Bloomberg LOIS Currency 8-31-11

And then there is the widely anticipate Manufacturing PMI number due tomorrow.  This will be the first data point to illustrate how much the tail has wagged the dog, and how much real damage the August roller coaster did to the US economy.  I’m also surmising that Bernanke in his infinite wisdom chose to punt to the September meeting to avoid taking action and then have the data come in so anemic.  Note that the Consensus estimate will mean that the economy actually CONTRACTED in August. Any number below 50 represents a contraction.  Also interesting to note that only a handful of economists think we will print a number above 50.  Certainly at least worth a hedge, ay?  Might mean the recession has already begun.  Crazy stuff.

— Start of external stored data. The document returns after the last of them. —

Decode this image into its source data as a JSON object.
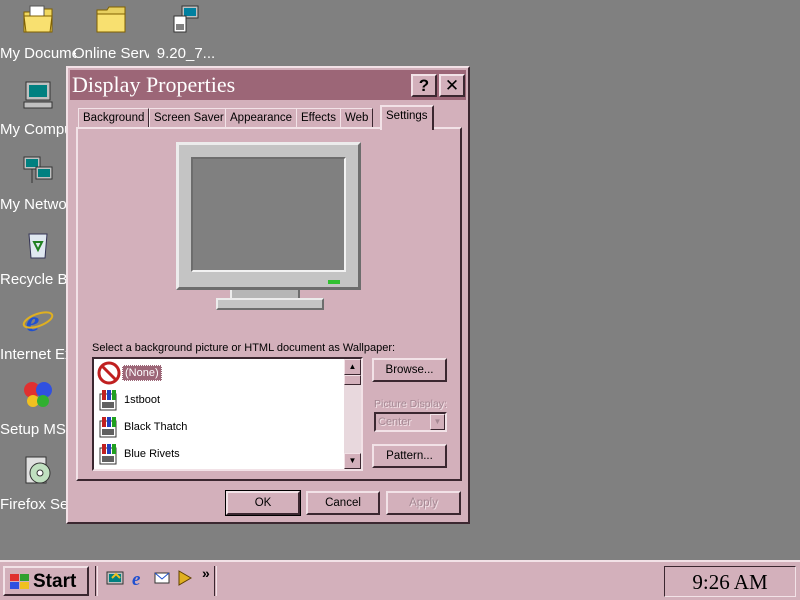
{
  "desktop": {
    "icons": [
      {
        "label": "My Documents",
        "icon": "folder-documents-icon"
      },
      {
        "label": "Online Services",
        "icon": "folder-icon"
      },
      {
        "label": "9.20_7...",
        "icon": "network-file-icon"
      },
      {
        "label": "My Computer",
        "icon": "computer-icon"
      },
      {
        "label": "My Network Places",
        "icon": "network-icon"
      },
      {
        "label": "Recycle Bin",
        "icon": "recycle-bin-icon"
      },
      {
        "label": "Internet Explorer",
        "icon": "ie-icon"
      },
      {
        "label": "Setup MSN I...",
        "icon": "msn-butterfly-icon"
      },
      {
        "label": "Firefox Setup...",
        "icon": "setup-disc-icon"
      }
    ]
  },
  "window": {
    "title": "Display Properties",
    "help_label": "?",
    "close_label": "✕",
    "tabs": [
      {
        "label": "Background"
      },
      {
        "label": "Screen Saver"
      },
      {
        "label": "Appearance"
      },
      {
        "label": "Effects"
      },
      {
        "label": "Web"
      },
      {
        "label": "Settings"
      }
    ],
    "active_tab": "Settings",
    "wallpaper_caption": "Select a background picture or HTML document as Wallpaper:",
    "wallpaper_list": [
      {
        "label": "(None)",
        "selected": true,
        "icon": "none-icon"
      },
      {
        "label": "1stboot",
        "selected": false,
        "icon": "paint-icon"
      },
      {
        "label": "Black Thatch",
        "selected": false,
        "icon": "paint-icon"
      },
      {
        "label": "Blue Rivets",
        "selected": false,
        "icon": "paint-icon"
      }
    ],
    "browse_label": "Browse...",
    "picture_display_label": "Picture Display:",
    "picture_display_value": "Center",
    "pattern_label": "Pattern...",
    "ok_label": "OK",
    "cancel_label": "Cancel",
    "apply_label": "Apply"
  },
  "taskbar": {
    "start_label": "Start",
    "quick_launch": [
      "desktop-icon",
      "ie-icon",
      "outlook-icon",
      "channels-icon"
    ],
    "overflow_label": "»",
    "clock": "9:26 AM"
  },
  "colors": {
    "desktop": "#808080",
    "face": "#d3b0bb",
    "titlebar": "#9c6677",
    "highlight": "#9c6677"
  }
}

Bloomberg NAPMPMI Estimates Manufacturing PMI 8-31-11

Note that the last time this data came in with estimates this low we were watching the aftermath of Lehman’s failure.

Bloomberg NAPMPMI Estimates and Actual Manufacturing PMI 8-29-11

While the Manufacturing PMI is not as important as its half-brother the Non Manufacturing PMI due next week, it has often been a leading indicator preceding both economic contractions and expansions.  This chart illustrates periods when the two data points were at their widest.  Make your own judgements.  Orange line is tomorrows Manufacturing PMI series.  The white line is next week’s Non-Manufacturing PMI series.  The crossover we are seeing is indicative of past recessions. Since the market is up about 10% from its recent lows, and the DOW is about even to positive for the year, for the market to price a recession in, we need to drop at least about 20%.  And that would be a mild one.  September will be a very long month on Wall Street.  I think we will know better next year how it all has affected Main Street.

Bloomberg NAPMPMI vs NAPMNMI Actual Manufacturing & Non-Manufacturing PMI 8-29-11

No matter how pricy puts look, they are cheap if you are on a precipice.